There are numerous options when it comes to choosing nutrient-rich juices to include in your diet. Some popular choices include:

  • Green juices made from leafy greens like kale, spinach, and cucumber
  • Beetroot juice for its high antioxidant content
  • Carrot juice rich in beta-carotene
  • Citrus juices such as orange and grapefruit for vitamin C
Adding a variety of juices to your daily routine can help ensure you're getting a diverse range of nutrients.

How Juices Can Support Different Diets

Whether you follow a specific diet like vegan, keto, or paleo, juices can be a valuable addition to your meal plan. For vegans, juices provide a convenient way to increase iron and calcium intake from plant-based sources. On a keto diet, low-sugar vegetable juices can help maintain ketosis. Those following a paleo diet can benefit from fresh fruit juices that align with their food choices.

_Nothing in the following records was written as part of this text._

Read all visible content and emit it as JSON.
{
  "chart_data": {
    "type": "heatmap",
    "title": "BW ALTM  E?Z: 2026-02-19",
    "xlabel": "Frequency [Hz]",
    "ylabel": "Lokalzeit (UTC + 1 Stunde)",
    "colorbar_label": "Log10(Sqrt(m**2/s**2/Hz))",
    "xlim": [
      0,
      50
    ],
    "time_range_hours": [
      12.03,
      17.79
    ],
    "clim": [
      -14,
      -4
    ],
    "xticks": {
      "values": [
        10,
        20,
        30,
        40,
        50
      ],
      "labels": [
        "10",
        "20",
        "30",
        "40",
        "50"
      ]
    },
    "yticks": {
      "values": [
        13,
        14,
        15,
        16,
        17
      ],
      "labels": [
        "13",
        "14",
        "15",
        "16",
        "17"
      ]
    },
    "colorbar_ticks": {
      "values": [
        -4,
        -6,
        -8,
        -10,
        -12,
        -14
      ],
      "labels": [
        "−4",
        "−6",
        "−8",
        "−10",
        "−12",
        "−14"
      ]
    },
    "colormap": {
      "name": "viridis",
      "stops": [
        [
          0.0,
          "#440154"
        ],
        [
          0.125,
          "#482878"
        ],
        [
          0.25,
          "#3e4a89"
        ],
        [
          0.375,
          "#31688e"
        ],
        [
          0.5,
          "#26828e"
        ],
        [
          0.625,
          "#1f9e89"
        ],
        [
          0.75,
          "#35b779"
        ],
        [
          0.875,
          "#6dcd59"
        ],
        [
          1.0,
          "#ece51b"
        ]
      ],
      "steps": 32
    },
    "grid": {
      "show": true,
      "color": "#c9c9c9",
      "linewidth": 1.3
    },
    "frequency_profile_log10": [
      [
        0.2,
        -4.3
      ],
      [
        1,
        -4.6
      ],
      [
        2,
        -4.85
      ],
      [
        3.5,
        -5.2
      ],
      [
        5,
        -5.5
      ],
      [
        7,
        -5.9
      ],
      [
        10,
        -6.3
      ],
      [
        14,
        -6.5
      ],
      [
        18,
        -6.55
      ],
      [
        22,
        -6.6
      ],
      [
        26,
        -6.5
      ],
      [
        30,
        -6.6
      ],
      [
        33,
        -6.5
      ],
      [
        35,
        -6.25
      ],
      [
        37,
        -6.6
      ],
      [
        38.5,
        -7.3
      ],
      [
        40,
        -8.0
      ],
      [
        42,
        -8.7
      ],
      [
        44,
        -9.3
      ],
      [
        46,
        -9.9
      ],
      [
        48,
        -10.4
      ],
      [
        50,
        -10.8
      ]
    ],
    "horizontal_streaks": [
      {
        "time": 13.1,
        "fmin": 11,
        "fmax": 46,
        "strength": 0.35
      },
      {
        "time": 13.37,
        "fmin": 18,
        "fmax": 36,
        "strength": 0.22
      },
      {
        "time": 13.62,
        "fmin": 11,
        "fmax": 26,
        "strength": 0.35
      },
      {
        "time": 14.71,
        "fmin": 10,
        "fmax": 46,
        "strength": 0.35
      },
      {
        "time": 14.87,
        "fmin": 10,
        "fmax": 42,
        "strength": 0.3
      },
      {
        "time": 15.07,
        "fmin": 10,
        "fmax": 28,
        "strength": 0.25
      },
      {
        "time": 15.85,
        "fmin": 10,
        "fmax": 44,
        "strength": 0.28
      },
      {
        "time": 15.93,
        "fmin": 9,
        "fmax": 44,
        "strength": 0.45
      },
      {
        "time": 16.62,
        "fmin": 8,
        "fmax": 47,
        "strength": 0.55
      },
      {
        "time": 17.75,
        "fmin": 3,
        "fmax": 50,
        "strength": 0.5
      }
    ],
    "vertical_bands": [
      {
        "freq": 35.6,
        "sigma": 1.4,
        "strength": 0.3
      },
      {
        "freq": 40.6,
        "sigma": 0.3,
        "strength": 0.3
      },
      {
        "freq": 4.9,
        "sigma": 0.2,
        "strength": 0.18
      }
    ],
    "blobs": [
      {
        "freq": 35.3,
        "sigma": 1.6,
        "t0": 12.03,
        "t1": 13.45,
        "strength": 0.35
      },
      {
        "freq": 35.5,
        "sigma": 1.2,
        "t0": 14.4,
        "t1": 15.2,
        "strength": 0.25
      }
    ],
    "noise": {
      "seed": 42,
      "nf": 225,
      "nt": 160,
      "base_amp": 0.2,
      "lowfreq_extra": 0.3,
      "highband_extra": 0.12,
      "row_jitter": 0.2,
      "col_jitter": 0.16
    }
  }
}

Recipes to Try for Nutrient-Packed Juices

If you're looking to experiment with homemade juice recipes, there are endless possibilities to explore. Try a refreshing green juice with kale, apple, and lemon for a burst of energy and nutrients. A tropical fruit juice blend with pineapple, mango, and coconut water can transport you to a sunny paradise while nourishing your body.

Key Considerations When Incorporating Juices into Your Nutrition Plan

While juices offer numerous health benefits, it's important to consume them in moderation and as part of a balanced diet. Opt for freshly squeezed juices or cold-pressed varieties to retain maximum nutrients. Be mindful of added sugars in store-bought juices and consider diluting them with water or combining them with whole fruits and vegetables for fiber.